Experts Claim the National Highway Safety Administration (NHTSA) Saves Lives and Money

Date Published: 
Fri, 07/01/1994

Clarence Ditlow and Joan Claybrook. Testimony before Congress. July 1994.

"Criticism Run Amok" claims that soon-to-be Justice Stephen Breyer had been unjustly critical of the National Highway Safety Administration (NHTSA). The authors argue that the NHTSA has “saved hundreds of thousands of lives and untold billions of dollars”.

They show that in 1966, the year the law passed, 53,000 people were killed (a fatality rate of 5.70 per 100 million vehicle miles traveled) and 1.9 million injured in car accidents. If that fatality rate persisted, over 165,000 people would have died in 1993. Instead the fatality rate dropped to 1.8, and only 39,800 people were killed in car accidents.   The head restraint regulation alone was found to prevent 64,000 injuries a year, with a savings of about $2,150 per injury or, in total, $135 million annually.
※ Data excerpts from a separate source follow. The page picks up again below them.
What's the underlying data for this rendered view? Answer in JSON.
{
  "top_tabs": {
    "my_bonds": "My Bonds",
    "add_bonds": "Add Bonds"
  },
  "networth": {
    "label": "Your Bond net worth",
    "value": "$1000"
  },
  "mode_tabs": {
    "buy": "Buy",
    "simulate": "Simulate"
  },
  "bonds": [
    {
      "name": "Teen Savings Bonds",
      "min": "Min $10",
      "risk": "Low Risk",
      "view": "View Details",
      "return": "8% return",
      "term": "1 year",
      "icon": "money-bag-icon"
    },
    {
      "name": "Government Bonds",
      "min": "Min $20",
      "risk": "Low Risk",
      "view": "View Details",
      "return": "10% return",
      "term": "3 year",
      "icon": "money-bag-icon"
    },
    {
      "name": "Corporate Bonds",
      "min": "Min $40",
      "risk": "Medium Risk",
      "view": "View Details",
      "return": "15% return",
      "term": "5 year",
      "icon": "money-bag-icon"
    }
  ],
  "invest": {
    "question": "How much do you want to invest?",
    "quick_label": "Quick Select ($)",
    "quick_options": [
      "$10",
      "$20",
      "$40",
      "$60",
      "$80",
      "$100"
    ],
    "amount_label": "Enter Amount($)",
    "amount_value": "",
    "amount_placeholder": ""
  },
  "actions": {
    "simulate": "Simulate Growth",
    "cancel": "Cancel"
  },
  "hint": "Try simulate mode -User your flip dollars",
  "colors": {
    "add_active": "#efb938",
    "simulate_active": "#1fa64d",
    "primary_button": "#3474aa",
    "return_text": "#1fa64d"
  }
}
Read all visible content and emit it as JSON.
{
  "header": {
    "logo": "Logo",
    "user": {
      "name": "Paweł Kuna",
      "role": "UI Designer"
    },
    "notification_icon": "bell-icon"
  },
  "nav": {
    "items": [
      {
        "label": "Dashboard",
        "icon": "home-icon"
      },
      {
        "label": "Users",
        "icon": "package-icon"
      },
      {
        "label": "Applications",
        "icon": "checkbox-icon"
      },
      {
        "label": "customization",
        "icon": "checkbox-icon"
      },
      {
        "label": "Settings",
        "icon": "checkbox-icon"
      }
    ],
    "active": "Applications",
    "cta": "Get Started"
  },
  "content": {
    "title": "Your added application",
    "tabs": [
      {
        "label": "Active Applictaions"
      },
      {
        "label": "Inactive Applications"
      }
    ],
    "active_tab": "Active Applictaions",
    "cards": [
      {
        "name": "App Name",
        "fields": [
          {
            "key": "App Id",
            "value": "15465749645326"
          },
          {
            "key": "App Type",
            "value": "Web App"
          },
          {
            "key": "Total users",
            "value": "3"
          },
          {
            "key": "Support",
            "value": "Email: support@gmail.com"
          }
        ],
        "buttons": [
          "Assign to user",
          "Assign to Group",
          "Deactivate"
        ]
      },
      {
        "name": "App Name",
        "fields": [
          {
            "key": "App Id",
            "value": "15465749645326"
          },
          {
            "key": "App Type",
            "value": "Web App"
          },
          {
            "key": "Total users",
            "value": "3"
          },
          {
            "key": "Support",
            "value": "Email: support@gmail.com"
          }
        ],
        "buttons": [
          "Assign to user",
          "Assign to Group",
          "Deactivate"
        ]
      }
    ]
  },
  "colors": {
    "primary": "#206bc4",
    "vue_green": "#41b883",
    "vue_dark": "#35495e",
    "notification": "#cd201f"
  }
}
The airbag standards NHTSA issued and then spent years implementing (due to heavy and sustained industry opposition) reduced occupant deaths by 28 to 29 percent, saving 9,000-12,000 lives a year and preventing 250,000 injuries.

Ditlow and Claybrook also defend CAFE standards in passing,  claiming that "we save nearly 3 million barrels per day of petrolem due to improvements in fuel economy" and that "Passenger car fuel economy has more than doubled" since the standards were enacted.